Although many studies suggest that singing in music therapy can improve non-fluent aphasic patients’ speech production, the study by Stahl et al. shows that rhythm, instead of singing, is the key element in music therapy that benefits aphasic patients. Therefore, rhythmic components in music therapy might explain why music therapy can benefit non-fluent aphasic patients. One example is the left-hand tapping used in Melodic Intonation Therapy (MIT). Since this technique also serves as a way to stimulate the right hemisphere, Schlaug et al. speculate that left-hand tapping may favor verbal production indirectly. They further propose that hand movements and articulation might share a mutual neurological network in the right hemisphere because hand movements are often in a tight relationship with one's articulation in daily life. Therefore, left-hand tapping is likely to benefit aphasic patients' articulation by engaging the neurological network that coordinates both hand movement and articulatory movement in patients’ right hemisphere.

==Challenges for future studies==
Even though many studies have proposed the possible neural mechanism of music therapy for non-fluent aphasia, many crucial questions are still unanswered. For example, in contrast to the idea that non-fluent aphasic patients’ ability to sing is due to their undamaged right hemisphere, other studies suggest that speaking and singing words are based on the same neural mechanisms. Therefore, patients’ better performance on singing words might result from their long-term memories for familiar lyrics.

In addition, in spite of some research results indicating that MIT can activate regions potentially responsible for language processing in aphasic patients’ right hemisphere, some studies obtain completely opposite results. Belin et al.’s study showed that Broca's area and the adjacent regions in aphasic patients’ left hemisphere were activated after patients received MIT, while no activation was observed in the right hemisphere. Contrarily, they observed activation in patients’ right hemisphere when patients underwent word repetition tasks without MIT; they interpreted the right hemispheric activation as the persistence of aphasia, instead of cortical reorganization. Unfortunately, these currently conflicting research results demonstrate that the underlying mechanism of music therapy remains unclear. If the neural mechanism of music therapy cannot be elucidated, the effective application of these techniques will remain hard to achieve.

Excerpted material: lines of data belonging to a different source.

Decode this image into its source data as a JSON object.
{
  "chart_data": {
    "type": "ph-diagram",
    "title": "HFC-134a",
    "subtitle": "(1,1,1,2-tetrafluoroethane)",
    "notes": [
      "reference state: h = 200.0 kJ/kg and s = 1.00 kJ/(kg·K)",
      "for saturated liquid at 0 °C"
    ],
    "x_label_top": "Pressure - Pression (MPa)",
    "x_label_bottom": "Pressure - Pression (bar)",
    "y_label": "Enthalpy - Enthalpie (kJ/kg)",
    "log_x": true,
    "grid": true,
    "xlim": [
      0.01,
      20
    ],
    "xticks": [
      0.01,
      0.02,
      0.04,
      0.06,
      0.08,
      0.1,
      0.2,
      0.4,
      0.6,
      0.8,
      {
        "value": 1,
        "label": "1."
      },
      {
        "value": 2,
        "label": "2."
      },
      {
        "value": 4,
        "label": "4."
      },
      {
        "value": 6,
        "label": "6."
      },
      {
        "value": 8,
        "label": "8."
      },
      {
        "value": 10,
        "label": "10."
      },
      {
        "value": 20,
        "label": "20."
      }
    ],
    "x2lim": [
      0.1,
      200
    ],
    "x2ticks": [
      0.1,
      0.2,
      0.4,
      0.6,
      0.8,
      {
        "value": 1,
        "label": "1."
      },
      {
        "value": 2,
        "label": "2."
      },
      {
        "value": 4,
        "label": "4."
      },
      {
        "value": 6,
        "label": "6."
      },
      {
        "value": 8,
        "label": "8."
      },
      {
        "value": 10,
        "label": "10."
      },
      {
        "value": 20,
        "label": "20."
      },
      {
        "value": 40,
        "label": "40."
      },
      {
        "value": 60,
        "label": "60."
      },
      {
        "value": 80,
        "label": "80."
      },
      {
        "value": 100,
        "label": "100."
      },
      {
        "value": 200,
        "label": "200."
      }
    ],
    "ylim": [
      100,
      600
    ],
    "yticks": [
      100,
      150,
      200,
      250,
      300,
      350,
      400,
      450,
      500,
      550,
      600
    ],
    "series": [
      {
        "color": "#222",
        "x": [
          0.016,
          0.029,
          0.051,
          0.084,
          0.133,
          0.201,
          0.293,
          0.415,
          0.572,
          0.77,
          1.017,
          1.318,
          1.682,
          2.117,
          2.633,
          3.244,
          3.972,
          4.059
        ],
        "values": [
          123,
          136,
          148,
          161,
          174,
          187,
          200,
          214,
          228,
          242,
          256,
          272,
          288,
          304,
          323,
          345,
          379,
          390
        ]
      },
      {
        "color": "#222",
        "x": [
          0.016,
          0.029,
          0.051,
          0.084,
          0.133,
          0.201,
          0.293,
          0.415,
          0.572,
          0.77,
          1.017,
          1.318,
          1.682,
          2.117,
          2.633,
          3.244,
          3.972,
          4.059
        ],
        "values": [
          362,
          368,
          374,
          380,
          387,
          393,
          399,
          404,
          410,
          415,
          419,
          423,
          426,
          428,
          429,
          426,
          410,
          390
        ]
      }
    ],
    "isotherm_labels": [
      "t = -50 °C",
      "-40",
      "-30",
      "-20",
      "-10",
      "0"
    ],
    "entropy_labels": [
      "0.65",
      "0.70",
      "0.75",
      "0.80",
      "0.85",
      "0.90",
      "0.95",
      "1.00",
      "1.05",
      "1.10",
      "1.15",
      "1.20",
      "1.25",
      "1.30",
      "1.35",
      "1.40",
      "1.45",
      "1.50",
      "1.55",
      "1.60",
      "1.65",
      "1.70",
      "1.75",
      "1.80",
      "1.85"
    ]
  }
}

Another challenge for the research on music therapy is how to design the studies. Although many studies have illustrated positive effects of music therapy on non-fluent aphasia, these studies tend to be case studies with small sample size. Moreover, these studies usually lack control conditions and randomized design. Therefore, Van der Meulen et al. strongly urge in their article that Randomized Controlled Trials (RCTs) are needed to examine the effectiveness of music therapy.

Sustaining the treatment effectiveness of music therapy over the long term is also a challenge for its application on non-fluent aphasia. To overcome this barrier, two techniques, inner rehearsal and auditory-motor feedback training, are introduced to help patients gain independence from the assistance of music therapists. However, related studies of the two techniques are still limited. Future studies that are able to take in larger sample populations, to compare the many different results are required to fully understand the efficacy and potential applications of the two techniques.